Kafka Producer Message Sending Flow & Core Parameters

This is article 57 in the Big Data series, deeply analyzing Kafka Producer internals, breaking down the complete chain from send() call to message persistence, and summarizing core parameters affecting throughput and reliability.

Producer Initialization Phase

When calling new KafkaProducer(configs), framework synchronously initializes:

Sender thread: Runs as daemon thread, responsible for taking batches from buffer and sending to Broker over network.
RecordAccumulator: Message buffer, default 32 MB, messages aggregate into batches here.
Interceptor chain: Loads ProducerInterceptor implementations in configured order.
Serializer & Partitioner: Loaded based on key.serializer, value.serializer, partitioner.class.

Complete Message Sending Flow

send(ProducerRecord)
  ↓
[1] Interceptor chain (onSend)
  ↓
[2] Serialization (key & value → byte[])
  ↓
[3] Partition routing (Partitioner)
  ↓
[4] Write to RecordAccumulator (per TopicPartition queue)
  ↓
[5] Sender thread batch send to Leader Broker
  ↓
[6] Broker writes to PageCache → ISR replica sync
  ↓
[7] Return ACK → Trigger callback (onAcknowledgement)

Step 1: Interceptor Processing

Messages pass through each ProducerInterceptor.onSend() sequentially in main thread, can be used for cross-cutting logic like injecting trace ID, encryption.

Step 2: Serialization

Key and Value are converted to byte arrays via configured serializers. Kafka built-in StringSerializer, ByteArraySerializer, IntegerSerializer, etc. Custom serializer implements Serializer<T> interface.

Step 3: Partition Routing

Partitioner.partition() returns target partition number, default strategy:

Message with Key: hash(key) % partitionCount, ensures same Key messages ordered.
Message without Key: Round-Robin for even distribution.
Explicit partition parameter: Use directly.

Step 4: Buffer & Batch

Messages enter RecordAccumulator, each TopicPartition maintains independent batch queue (Deque<ProducerBatch>). Conditions to trigger Sender thread (any one):

Current batch size ≥ batch.size (default 16 KB)
Wait time ≥ linger.ms (default 0 ms, send immediately)

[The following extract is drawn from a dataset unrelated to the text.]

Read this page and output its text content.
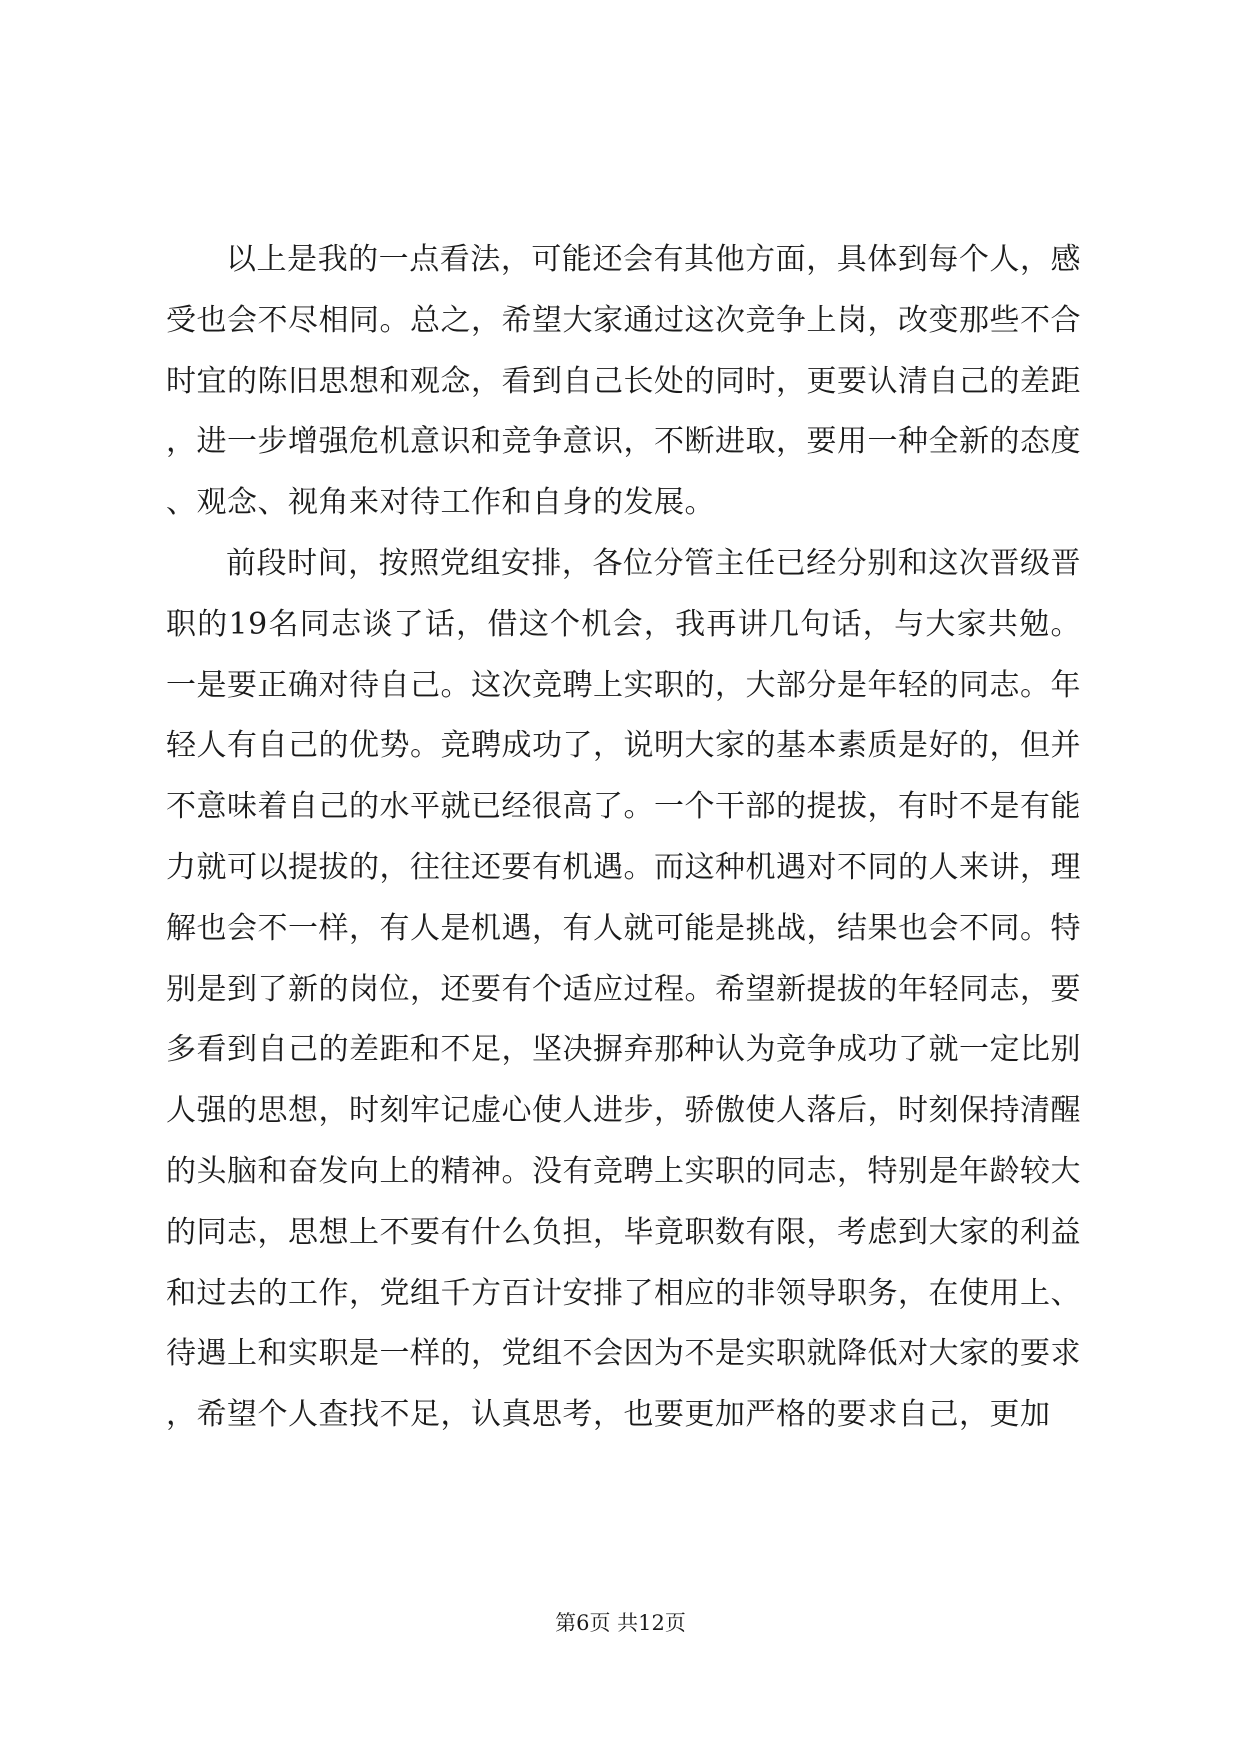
以上是我的一点看法，可能还会有其他方面，具体到每个人，感受也会不尽相同。总之，希望大家通过这次竞争上岗，改变那些不合时宜的陈旧思想和观念，看到自己长处的同时，更要认清自己的差距，进一步增强危机意识和竞争意识，不断进取，要用一种全新的态度、观念、视角来对待工作和自身的发展。

前段时间，按照党组安排，各位分管主任已经分别和这次晋级晋职的19名同志谈了话，借这个机会，我再讲几句话，与大家共勉。一是要正确对待自己。这次竞聘上实职的，大部分是年轻的同志。年轻人有自己的优势。竞聘成功了，说明大家的基本素质是好的，但并不意味着自己的水平就已经很高了。一个干部的提拔，有时不是有能力就可以提拔的，往往还要有机遇。而这种机遇对不同的人来讲，理解也会不一样，有人是机遇，有人就可能是挑战，结果也会不同。特别是到了新的岗位，还要有个适应过程。希望新提拔的年轻同志，要多看到自己的差距和不足，坚决摒弃那种认为竞争成功了就一定比别人强的思想，时刻牢记虚心使人进步，骄傲使人落后，时刻保持清醒的头脑和奋发向上的精神。没有竞聘上实职的同志，特别是年龄较大的同志，思想上不要有什么负担，毕竟职数有限，考虑到大家的利益和过去的工作，党组千方百计安排了相应的非领导职务，在使用上、待遇上和实职是一样的，党组不会因为不是实职就降低对大家的要求，希望个人查找不足，认真思考，也要更加严格的要求自己，更加

第6页 共12页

High throughput scenarios recommend setting linger.ms to 20-50 ms, significantly improves batch fill rate.

Step 5: Network Transmission & ACK

Sender thread waits for confirmation based on acks configuration:

`acks` Value	Semantics	Risk
`0`	No waiting for Broker response	Message may be lost
`1` (default)	Wait for Leader write confirmation	May be lost when Leader crashes
`all` / `-1`	Wait for all ISR replicas	Highest reliability, slightly higher latency

Core Parameters Quick Reference

Parameter	Default	Description
`batch.size`	16384 (16 KB)	Max bytes per batch
`linger.ms`	0	Batch wait time limit
`buffer.memory`	33554432 (32 MB)	RecordAccumulator total capacity
`retries`	Integer.MAX_VALUE	Retry count on failure
`acks`	1	ACK confirmation level
`retry.backoff.ms`	100	Retry interval (exponential backoff supported)
`request.timeout.ms`	30000	Broker response wait timeout
`max.block.ms`	60000	`send()` block limit when buffer full
`compression.type`	none	Compression algorithm (gzip/snappy/lz4)
`max.in.flight.requests.per.connection`	5	Max unconfirmed requests per connection
`client.id`	""	Producer identifier, for Broker logs

Reliability and Ordering

Strict ordering: Set max.in.flight.requests.per.connection to 1, ensures same partition messages ordered (cost is reduced throughput).
Idempotent sending: Enable enable.idempotence=true, Broker auto deduplicates, avoids duplicate messages from retries.
Transactional sending: Use transactional.id for cross-partition atomic writes.

Error Handling

Retryable errors (network jitter, Leader election) trigger auto retry; non-retryable errors (message too large, serialization failure) directly callback onFailure(). Recommend logging failed messages to dead letter queue in callback to avoid data loss.